According to The New York Times, Secretary of Defense Leon Panetta is poised to reveal the Pentagon’s new leaner but not meaner defense strategy. As expected, Panetta will propose that the United States formally fall off the requirement to be able to fight and win two near-simultaneous major regional contingencies (MRCs). Instead, the new strategy is said to propose a force capable of winning one MRC while maintaining sufficient additional capabilities to “spoil” another adversary’s aggressive plans and also conducting several other smaller operations. Winning an MRC means being able not just to stop an adversary but essentially eliminate his war waging capabilities and force him to sue for peace or impose regime change. We might assume that spoiling an adversary’s ambitions means forcing a halt in his offensive operations.
According to the Times article, there is broad agreement across the political spectrum that the defense budget cuts that necessitated the change in strategy — some $480 billion over the next decade — are “acceptable.” This is an erroneous statement. A number of defense experts and think tanks, as well as virtually all the Republican presidential candidates, have argued against cutting the defense budget. In part, this view reflects concerns mentioned in the article, that the inability to rein in personnel entitlement programs will gut a shrinking defense budget and force drastic reductions in weapons procurement and readiness accounts.
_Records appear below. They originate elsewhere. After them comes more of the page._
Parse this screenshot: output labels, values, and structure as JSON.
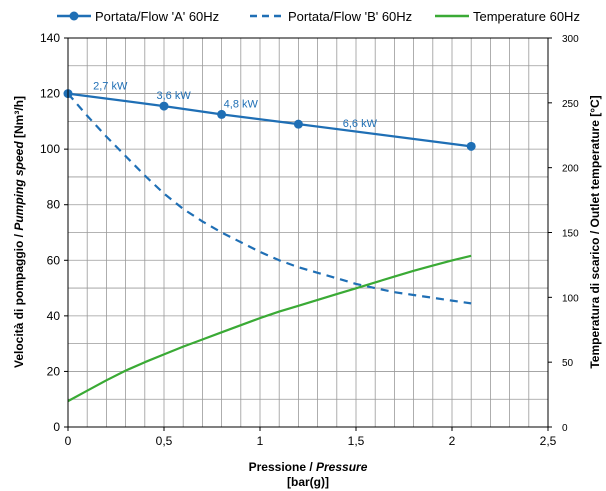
{
  "chart_data": {
    "type": "line",
    "x": [
      0,
      0.1,
      0.2,
      0.3,
      0.4,
      0.5,
      0.6,
      0.7,
      0.8,
      0.9,
      1.0,
      1.1,
      1.2,
      1.3,
      1.4,
      1.5,
      1.6,
      1.7,
      1.8,
      1.9,
      2.0,
      2.1
    ],
    "xlim": [
      0,
      2.5
    ],
    "xticks": [
      "0",
      "0,5",
      "1",
      "1,5",
      "2",
      "2,5"
    ],
    "xtick_values": [
      0,
      0.5,
      1,
      1.5,
      2,
      2.5
    ],
    "xlabel_main": "Pressione / ",
    "xlabel_italic": "Pressure",
    "xlabel_unit": "[bar(g)]",
    "ylim": [
      0,
      140
    ],
    "yticks": [
      "0",
      "20",
      "40",
      "60",
      "80",
      "100",
      "120",
      "140"
    ],
    "ytick_values": [
      0,
      20,
      40,
      60,
      80,
      100,
      120,
      140
    ],
    "ylabel_main": "Velocità di pompaggio / ",
    "ylabel_italic": "Pumping speed",
    "ylabel_unit": " [Nm³/h]",
    "y2lim": [
      0,
      300
    ],
    "y2ticks": [
      "0",
      "50",
      "100",
      "150",
      "200",
      "250",
      "300"
    ],
    "y2tick_values": [
      0,
      50,
      100,
      150,
      200,
      250,
      300
    ],
    "y2label": "Temperatura di scarico / Outlet temperature [°C]",
    "grid": true,
    "legend_position": "top",
    "series": [
      {
        "name": "Portata/Flow 'A' 60Hz",
        "color": "#1f6fb5",
        "style": "solid",
        "axis": "left",
        "markers": true,
        "x": [
          0,
          0.5,
          0.8,
          1.2,
          2.1
        ],
        "values": [
          120,
          115.5,
          112.5,
          109,
          101
        ]
      },
      {
        "name": "Portata/Flow 'B' 60Hz",
        "color": "#1f6fb5",
        "style": "dashed",
        "axis": "left",
        "markers": false,
        "x": [
          0,
          0.1,
          0.2,
          0.3,
          0.4,
          0.5,
          0.6,
          0.7,
          0.8,
          0.9,
          1.0,
          1.1,
          1.2,
          1.3,
          1.4,
          1.5,
          1.6,
          1.7,
          1.8,
          1.9,
          2.0,
          2.1
        ],
        "values": [
          120,
          112,
          104.5,
          97.5,
          90.5,
          84,
          78.5,
          74,
          70,
          66.5,
          63,
          60,
          57.5,
          55.5,
          53.5,
          51.5,
          50,
          48.5,
          47.5,
          46.5,
          45.5,
          44.5
        ]
      },
      {
        "name": "Temperature 60Hz",
        "color": "#3aaa35",
        "style": "solid",
        "axis": "right",
        "markers": false,
        "x": [
          0,
          0.1,
          0.2,
          0.3,
          0.4,
          0.5,
          0.6,
          0.7,
          0.8,
          0.9,
          1.0,
          1.1,
          1.2,
          1.3,
          1.4,
          1.5,
          1.6,
          1.7,
          1.8,
          1.9,
          2.0,
          2.1
        ],
        "values": [
          20,
          28,
          36,
          43.5,
          50,
          56,
          62,
          67.5,
          73,
          78.5,
          84,
          89,
          93.5,
          98,
          102.5,
          107,
          111.5,
          116,
          120.5,
          124.5,
          128.5,
          132
        ]
      }
    ],
    "annotations": [
      {
        "text": "2,7 kW",
        "x": 0.22,
        "y": 121.5
      },
      {
        "text": "3,6 kW",
        "x": 0.55,
        "y": 118
      },
      {
        "text": "4,8 kW",
        "x": 0.9,
        "y": 115
      },
      {
        "text": "6,6 kW",
        "x": 1.52,
        "y": 108
      }
    ]
  }
}
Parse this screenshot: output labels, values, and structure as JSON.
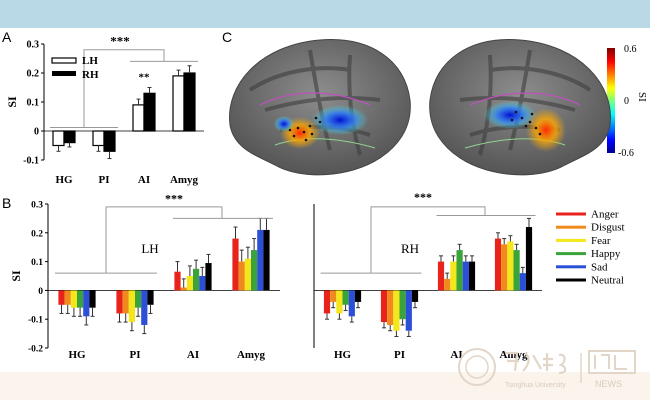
{
  "panel_labels": {
    "a": "A",
    "b": "B",
    "c": "C"
  },
  "colors": {
    "Anger": "#e8231c",
    "Disgust": "#f08a1c",
    "Fear": "#f3e61a",
    "Happy": "#3aa33a",
    "Sad": "#2b4fd6",
    "Neutral": "#000000",
    "LH": "#ffffff",
    "RH": "#000000"
  },
  "colorbar": {
    "max_label": "0.6",
    "mid_label": "0",
    "min_label": "-0.6",
    "label": "SI"
  },
  "watermark": {
    "text": "Tsinghua University",
    "news": "NEWS"
  },
  "chart_data": [
    {
      "id": "A",
      "type": "bar",
      "ylabel": "SI",
      "ylim": [
        -0.1,
        0.3
      ],
      "yticks": [
        "-0.1",
        "0",
        "0.1",
        "0.2",
        "0.3"
      ],
      "categories": [
        "HG",
        "PI",
        "AI",
        "Amyg"
      ],
      "series": [
        {
          "name": "LH",
          "values": [
            -0.05,
            -0.05,
            0.09,
            0.19
          ],
          "errors": [
            0.02,
            0.02,
            0.02,
            0.02
          ]
        },
        {
          "name": "RH",
          "values": [
            -0.04,
            -0.07,
            0.13,
            0.2
          ],
          "errors": [
            0.015,
            0.025,
            0.02,
            0.025
          ]
        }
      ],
      "annotations": [
        "***",
        "**"
      ],
      "legend": "top-left"
    },
    {
      "id": "B-LH",
      "type": "bar",
      "ylabel": "SI",
      "ylim": [
        -0.2,
        0.3
      ],
      "yticks": [
        "-0.2",
        "-0.1",
        "0",
        "0.1",
        "0.2",
        "0.3"
      ],
      "title": "LH",
      "categories": [
        "HG",
        "PI",
        "AI",
        "Amyg"
      ],
      "series": [
        {
          "name": "Anger",
          "values": [
            -0.05,
            -0.08,
            0.065,
            0.18
          ],
          "errors": [
            0.03,
            0.03,
            0.035,
            0.04
          ]
        },
        {
          "name": "Disgust",
          "values": [
            -0.05,
            -0.08,
            0.01,
            0.1
          ],
          "errors": [
            0.03,
            0.03,
            0.03,
            0.04
          ]
        },
        {
          "name": "Fear",
          "values": [
            -0.06,
            -0.11,
            0.05,
            0.11
          ],
          "errors": [
            0.03,
            0.03,
            0.035,
            0.04
          ]
        },
        {
          "name": "Happy",
          "values": [
            -0.06,
            -0.06,
            0.075,
            0.14
          ],
          "errors": [
            0.03,
            0.03,
            0.03,
            0.04
          ]
        },
        {
          "name": "Sad",
          "values": [
            -0.09,
            -0.12,
            0.05,
            0.21
          ],
          "errors": [
            0.03,
            0.03,
            0.03,
            0.04
          ]
        },
        {
          "name": "Neutral",
          "values": [
            -0.06,
            -0.05,
            0.095,
            0.21
          ],
          "errors": [
            0.03,
            0.03,
            0.03,
            0.04
          ]
        }
      ],
      "annotations": [
        "***"
      ]
    },
    {
      "id": "B-RH",
      "type": "bar",
      "ylim": [
        -0.2,
        0.3
      ],
      "title": "RH",
      "categories": [
        "HG",
        "PI",
        "AI",
        "Amyg"
      ],
      "series": [
        {
          "name": "Anger",
          "values": [
            -0.08,
            -0.11,
            0.1,
            0.18
          ],
          "errors": [
            0.02,
            0.02,
            0.02,
            0.02
          ]
        },
        {
          "name": "Disgust",
          "values": [
            -0.04,
            -0.12,
            0.04,
            0.16
          ],
          "errors": [
            0.02,
            0.02,
            0.02,
            0.02
          ]
        },
        {
          "name": "Fear",
          "values": [
            -0.08,
            -0.14,
            0.1,
            0.17
          ],
          "errors": [
            0.02,
            0.02,
            0.02,
            0.02
          ]
        },
        {
          "name": "Happy",
          "values": [
            -0.05,
            -0.1,
            0.14,
            0.14
          ],
          "errors": [
            0.02,
            0.02,
            0.02,
            0.02
          ]
        },
        {
          "name": "Sad",
          "values": [
            -0.09,
            -0.14,
            0.1,
            0.06
          ],
          "errors": [
            0.02,
            0.02,
            0.02,
            0.02
          ]
        },
        {
          "name": "Neutral",
          "values": [
            -0.04,
            -0.04,
            0.1,
            0.22
          ],
          "errors": [
            0.02,
            0.02,
            0.02,
            0.03
          ]
        }
      ],
      "annotations": [
        "***"
      ],
      "legend": "right"
    }
  ]
}
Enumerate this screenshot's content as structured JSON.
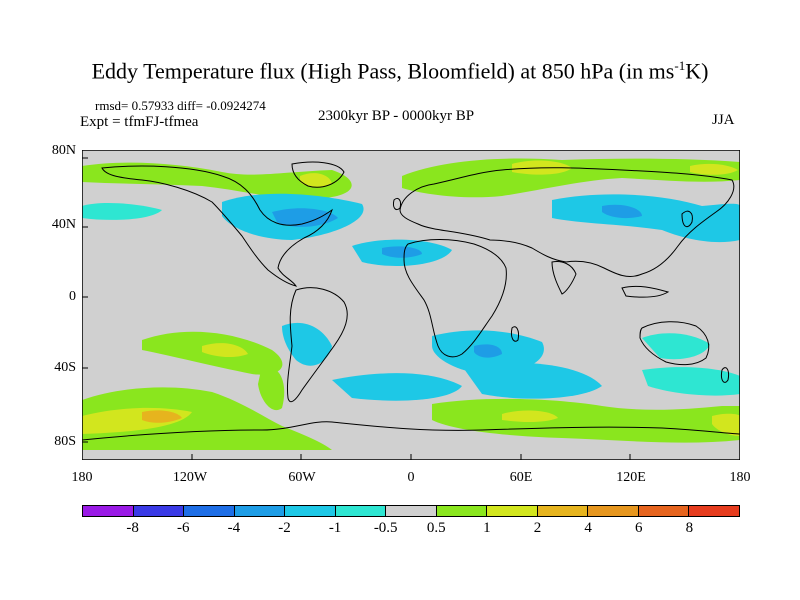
{
  "title_main": "Eddy Temperature flux (High Pass, Bloomfield) at 850 hPa (in ms",
  "title_sup": "-1",
  "title_end": "K)",
  "stats": "rmsd= 0.57933 diff= -0.0924274",
  "expt": "Expt = tfmFJ-tfmea",
  "period": "2300kyr BP - 0000kyr BP",
  "season": "JJA",
  "y_ticks": [
    "80N",
    "40N",
    "0",
    "40S",
    "80S"
  ],
  "x_ticks": [
    "180",
    "120W",
    "60W",
    "0",
    "60E",
    "120E",
    "180"
  ],
  "colorbar": {
    "colors": [
      "#9a1ae6",
      "#3a3ae6",
      "#1e6ee6",
      "#1e9de6",
      "#1ec8e6",
      "#2ee6d2",
      "#d0d0d0",
      "#8ae61e",
      "#d2e61e",
      "#e6b41e",
      "#e6961e",
      "#e6641e",
      "#e63c1e"
    ],
    "labels": [
      "-8",
      "-6",
      "-4",
      "-2",
      "-1",
      "-0.5",
      "0.5",
      "1",
      "2",
      "4",
      "6",
      "8"
    ]
  },
  "colors": {
    "ocean_land_neutral": "#d0d0d0",
    "coast": "#000000"
  }
}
But there are other reasons why the decision to cut defense spending and, as a result, shrink the size of the military, is misguided. First, although the absolute percentage of the reductions is not great, approximately eight percent of planned defense spending over the next decade, and would result in an overall defense budget that is flat for the ensuing decade, this will still be a significant reduction in real terms. The cost of defense, whether personnel programs, operations and sustainment or procurement, is rising faster than the national inflation rate. The cost of health care alone has more than doubled over the past decade. The inherent inflation in weapons systems, even those brought in on time and on budget, is higher than for goods in the commercial sector. This is due to the technical content of such products and the relatively small production runs. Finally, operations and sustainment costs are rising rapidly, in part as a result of a force that is experiencing significant aging. An annual inflation rate of five percent for the overall defense budget, not a historically unreasonable figure, will mean a sixty percent reduction in the actual purchasing power for a defense dollar over the next decade.
Another fact that argues against cutting U.S. defense investments is continuing increases in defense spending by our adversaries and rivals. China increased its defense spending for 2011 by over twelve percent. If Beijing were to maintain this rate of increase for the next decade, its defense spending would triple. China is investing in everything from its own GPS satellite network and fifth-generation fighters to a family of aircraft carriers and several classes of nuclear submarines. Russia is modernizing its strategic nuclear forces and making selective investments in advanced conventional military capabilities. Iran is procuring a wide range of anti-access and area denial capabilities that could be sufficient to close, albeit temporarily the Straits of Hormuz. North Korea’s new leader appears committed to maintain the course set by his father, which involves deploying a larger number of more advanced ballistic missiles and helping other rogue states to acquire nuclear weapons know-how.
At the same time, a number of traditional U.S. allies are reducing defense spending and cutting the size of their armed forces. Despite the mutual backslapping that resulted from the successful air campaign against Libya, our NATO allies must admit that they could not even have conducted that campaign without substantial U.S. assistance. Although plans are underway to remediate the capability gaps highlighted by the recent conflict, it is by no means certain that Europe will be able to make good even on these modest goals in view of the continent’s current economic crisis. Other allies, particularly in East Asia, are investing in modern military hardware. Unfortunately, as a result of decisions taken by the Obama Administration, the strategic value of these investments will be less than might have been the case.
A two MRC defense strategy and associated defense budget is a minimum hedge in view of the uncertainties of the next decade. Anything less would mean unacceptable risk in a decade that is certain to be tumultuous and even very dangerous.